Quelques points en suspens
- Le mariage s’accompagne, par rapport au célibat, d’un certain nombre d’avantages, pour des raisons historiques et pratiques. Ces avantages sont consentis nécessairement au détriment des célibataires, des couples non mariés, et autres communautés non reconnues. Dans le cadre du débat, on justifie ce fait par les charges parentales supplémentaires auxquelles les couples sont souvent soumis à brève échéance, pour lesquelles l’État devrait moins les taxer ; cette explication étant historiquement, sinon complètement fausse, du moins exagérée (ce qui explique qu'on a toujours permis le mariage sans conditions de procréation). Quoiqu'il en soit, l’extension de ces avantages aux personnes ayant deux salaires et pas d’enfant peut justifier une légère adaptation de l’institution (par exemple pour ne faire bénéficier les couple mariés d'avantages que lorsqu'ils ont charge d'enfants). De même, il suffirait de permettre l'adoption par des couples homosexuels pour résoudre cette difficulté et justifier les avantages consentis pour charges de famille.
- En ce cas, il se peut que le mariage proprement dit soit considéré comme ne regardant plus l’État, seule la question des charges familiales étant examinée, indépendamment du statut des tuteurs.
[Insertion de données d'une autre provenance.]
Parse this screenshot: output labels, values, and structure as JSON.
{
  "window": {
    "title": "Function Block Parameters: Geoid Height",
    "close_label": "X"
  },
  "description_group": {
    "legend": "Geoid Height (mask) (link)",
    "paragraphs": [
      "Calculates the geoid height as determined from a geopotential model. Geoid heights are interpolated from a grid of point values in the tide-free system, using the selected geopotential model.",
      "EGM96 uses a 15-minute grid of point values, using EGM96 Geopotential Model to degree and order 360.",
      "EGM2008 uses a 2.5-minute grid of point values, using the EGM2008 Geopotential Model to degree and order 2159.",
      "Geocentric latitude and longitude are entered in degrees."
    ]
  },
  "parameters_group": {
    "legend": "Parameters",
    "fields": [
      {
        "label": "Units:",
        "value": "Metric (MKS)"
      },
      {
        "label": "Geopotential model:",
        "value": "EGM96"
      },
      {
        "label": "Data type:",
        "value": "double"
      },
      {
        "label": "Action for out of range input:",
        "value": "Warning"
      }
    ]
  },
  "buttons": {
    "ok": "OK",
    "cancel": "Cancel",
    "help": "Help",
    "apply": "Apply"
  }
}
Telle est en tout cas la position suggérée par Bertrand Delanoë quand il estime n'avoir pas ressenti pour lui-même (pour lui-même seulement ?) le besoin d’avoir recours au PACS.
Géographie politique
En 2005, seuls quatre pays et un état américain reconnaissent officiellement ce type de mariage (Pays-Bas, Belgique, Espagne, Canada, Massachusetts). Mais plusieurs pays d'Europe du nord offrent une solution alternative ouvrant aux mêmes droits. Un site reprend en détail l'état de la législation dans les pays européens cliquez ici pour y accéder.
Europe
Image:Samesex Map Europe(fr).png La situation à l'échelle européenne est assez confuse. Certains pays ou groupements de pays s'engagent dans des voies de l'autorisation, d'autres sont dans des positions plus attentistes. Il n'y a pas longtemps, de nombreuses personnes affirmaient que nous assistions à la naissance d'un droit au mariage pour les homosexuels sur le plan européen. Mais cette idée est de plus en plus contredite par le réalité des faits.
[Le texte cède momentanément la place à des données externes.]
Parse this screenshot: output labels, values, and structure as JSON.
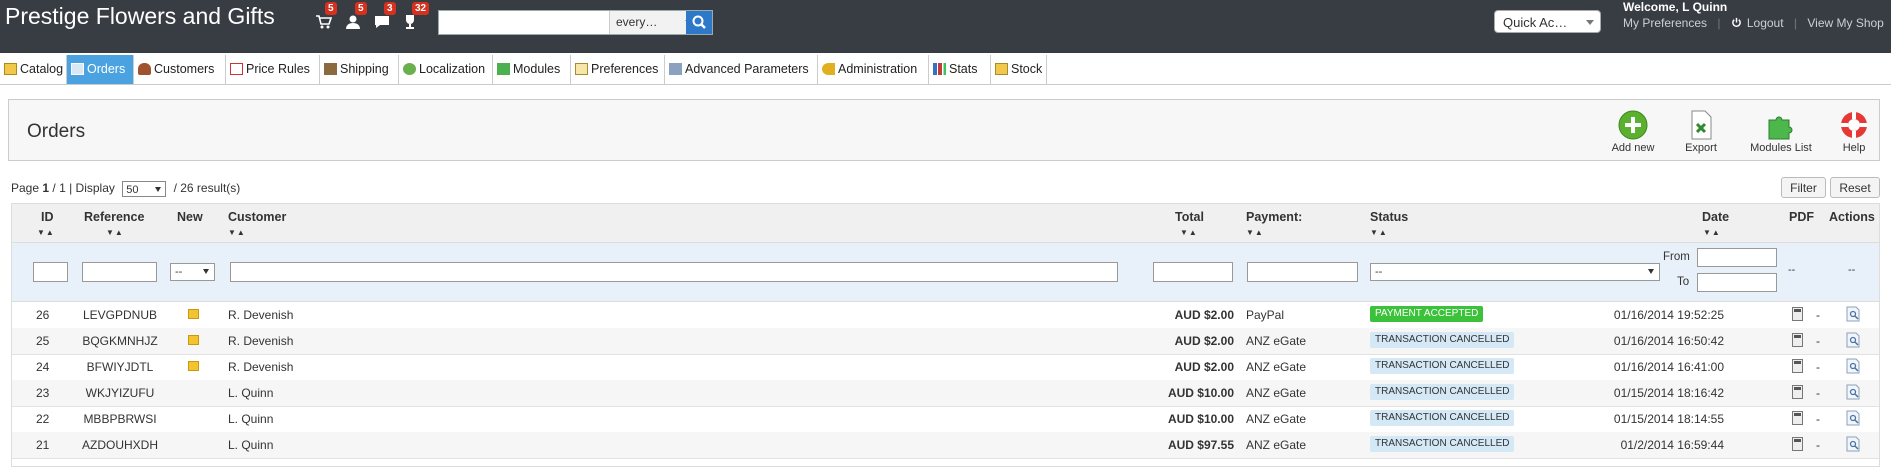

Le mariage homosexuel semble avoir de plus en plus de difficultés à s'étendre. Et ce droit à été de nombreuses fois refusé par la Cour européenne des droits de l'homme. Celle-ci faisant prévaloir la liberté des Etats à s'organiser comme ils le désirent.
Malgré toutes ces réserves, on assiste de plus en plus à une reconnaissance par les tribunaux d'une vie de couple homosexuelle. Celle-ci permet d'éviter les conflits les plus difficiles résultant de la séparation des concubins par leur volonté ou par leur mort (droit d'indemnisation, séparation des biens achetés ensembles, reprise du bail,...).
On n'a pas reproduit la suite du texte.